La chimenea apagada

NEUTRAL CORNER

Al repasar, el otro día, algunos artículos de Ruano, tropecé con uno de los que más me gustan por su carga de tristeza y de señoritismo desvalido. Me refiero a ese en el que dice que no conviene salir de la cama hasta que alguien se haya ocupado de encender el fuego porque resulta deprimente encontrarse con la chimenea apagada. Tuve siempre una gran predilección por los señoritos desvalidos. Mi mejor relación personal con uno de ellos fue la amistad con Jorge Berlanga, a quien muchas veces describí como un personaje de Wodehouse -o de Waugh en Brideshead, por qué no- a quien, por alguna razón, siempre me apetecía acompañar para asegurarme de que no le pasara nada, de que nadie le hiciera nada. Una tontería, porque sabía cuidarse, y de hecho atravesó los años ochenta sin sufrir percances irreparables. Pero, de haber estado juntos en una novela de Wodehouse, supongo que yo me habría ocupado de que Jeeves tuviera la chimenea encendida antes de que el señorito se levantara: «Ya sabes cómo se deprime cuando se la encuentra apagada y se pone ahí a ver metáforas de su propia finitud y de las cenizas que seremos».

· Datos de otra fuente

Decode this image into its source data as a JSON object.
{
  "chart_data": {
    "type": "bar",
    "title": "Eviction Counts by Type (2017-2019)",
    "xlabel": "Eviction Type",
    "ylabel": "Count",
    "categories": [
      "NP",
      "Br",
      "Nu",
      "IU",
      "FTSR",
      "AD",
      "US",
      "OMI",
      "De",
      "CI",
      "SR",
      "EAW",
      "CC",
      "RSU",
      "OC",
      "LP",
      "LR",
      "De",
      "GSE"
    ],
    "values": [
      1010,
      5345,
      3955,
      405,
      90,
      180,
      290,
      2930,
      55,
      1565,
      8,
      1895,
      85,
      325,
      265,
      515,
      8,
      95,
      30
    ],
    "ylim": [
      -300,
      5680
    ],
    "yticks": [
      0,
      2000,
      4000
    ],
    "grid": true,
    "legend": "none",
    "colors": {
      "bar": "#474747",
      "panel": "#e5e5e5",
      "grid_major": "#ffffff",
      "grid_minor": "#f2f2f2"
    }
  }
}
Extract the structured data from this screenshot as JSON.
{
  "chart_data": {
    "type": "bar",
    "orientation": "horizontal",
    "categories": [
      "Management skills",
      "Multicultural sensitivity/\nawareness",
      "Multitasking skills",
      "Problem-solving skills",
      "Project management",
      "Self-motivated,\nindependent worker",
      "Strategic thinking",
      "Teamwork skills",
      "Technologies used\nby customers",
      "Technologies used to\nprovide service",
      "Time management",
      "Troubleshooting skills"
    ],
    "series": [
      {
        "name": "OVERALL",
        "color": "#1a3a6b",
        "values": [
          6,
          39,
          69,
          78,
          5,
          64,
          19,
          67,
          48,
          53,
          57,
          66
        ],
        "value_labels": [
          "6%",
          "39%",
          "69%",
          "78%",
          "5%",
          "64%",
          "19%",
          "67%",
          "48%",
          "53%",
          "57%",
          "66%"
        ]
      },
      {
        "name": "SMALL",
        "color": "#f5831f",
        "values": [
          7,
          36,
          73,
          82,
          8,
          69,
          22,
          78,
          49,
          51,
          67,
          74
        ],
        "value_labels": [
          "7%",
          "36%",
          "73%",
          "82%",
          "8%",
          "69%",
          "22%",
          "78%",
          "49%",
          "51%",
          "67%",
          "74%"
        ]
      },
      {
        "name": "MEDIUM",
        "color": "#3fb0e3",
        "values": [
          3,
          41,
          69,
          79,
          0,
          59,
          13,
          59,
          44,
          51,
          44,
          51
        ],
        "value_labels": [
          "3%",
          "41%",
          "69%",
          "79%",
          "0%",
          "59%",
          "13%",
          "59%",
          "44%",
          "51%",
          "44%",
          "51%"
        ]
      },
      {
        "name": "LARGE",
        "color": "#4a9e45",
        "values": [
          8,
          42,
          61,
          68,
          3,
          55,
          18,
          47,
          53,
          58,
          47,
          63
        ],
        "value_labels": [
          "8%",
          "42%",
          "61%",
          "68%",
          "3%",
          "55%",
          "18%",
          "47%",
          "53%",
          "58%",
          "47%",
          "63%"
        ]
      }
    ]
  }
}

Existe, por tanto, la posibilidad de que la chimenea sea el complemento de vestuario ideal para una actitud de vida relacionada con una palabra ahora infrecuente pero de la que antaño se abusó mucho: dandi, el dandismo. La generación mía no la usa porque somos de barbas pobladas, camisas de leñador y desaliño general, lo mismo en el atuendo que en el léxico y en el escaso rigor con los compromisos de vida. Pero el dandismo trazó hace tiempo una línea sucesoria que, partiendo de ancestros como Baudelaire, Wilde, Cravan y los flâneurs, en la España aquella a ambos lados del franquismo encontraba a Ruano y a Umbral. Jorge lo era de verdad, con menos cálculo, con menos impostura, porque su fibra de caballero no se quedaba en el corte del traje. empapaba entero el modo de ser de un hombre incapaz de cometer traiciones o bajezas.

Todas estas reflexiones me han despertado otro recuerdo personal. resulta que, en los años setenta, también mi padre intentó ser un dandi, y en su pretensión hubo una chimenea. Fíjense con cuánta motivación intentó ser un dandi que se compró un batín y, durante un viaje a Londres, encargó una pipa que le enviaron por correo y que luego extravió durante su estreno en el primer día del veraneo cuando se agachó en un rompeolas para ver el batir de las olas y la pipa se le deslizó del bolsillo de la camisa. el hombre regresó en marea baja con la absurda esperanza de que la pipa se hubiera quedado enganchada en el roquedal.

La cumbre de su dandismo tuvo lugar cuando la familia se mudó a un piso de la Ciudad de los Periodistas, cercano al barrio del Pilar, en el que había chimenea. ¡Chimenea! Cómo se vio mi padre metido en una estampa del dandismo: el batín, una pipa anterior a la de Londres, el periódico desplegado, el dedito de oporto en la copa y el fuego crepitando en la chimenea. La consagración de su pretensión estética. Él no tenía a nadie que le encendiera la chimenea para encontrársela ya viva al levantarse. Tampoco es que un padre de familia numerosa pudiera permitirse la tristeza y la contemplación introspectiva ante una chimenea apagada: el dandismo es para solteros, como lo es el suicidio. El caso es que se encargó él mismo de encenderla la primera vez, ya calzado el batín, aunque con poca maña y un gurruño de papeles de periódico como catalizador. Aquello comenzó a tirar y a hacer llamas. Apenas unos minutos después, sonó el timbre y nos encontramos, en el descansillo, con un grupo de airados vecinos de los pisos superiores a los que acabábamos de atufar con humo. La chimenea era decorativa, una falacia estética, una mentira de atrezo. Ese golpe y el de la pipa perdida en el mar devolvieron a mi padre a la conformidad con un aire existencial de abogado de clase media. Afortunadamente, la frustración no fue tan grave como para que empezara a salir a la calle en chándal.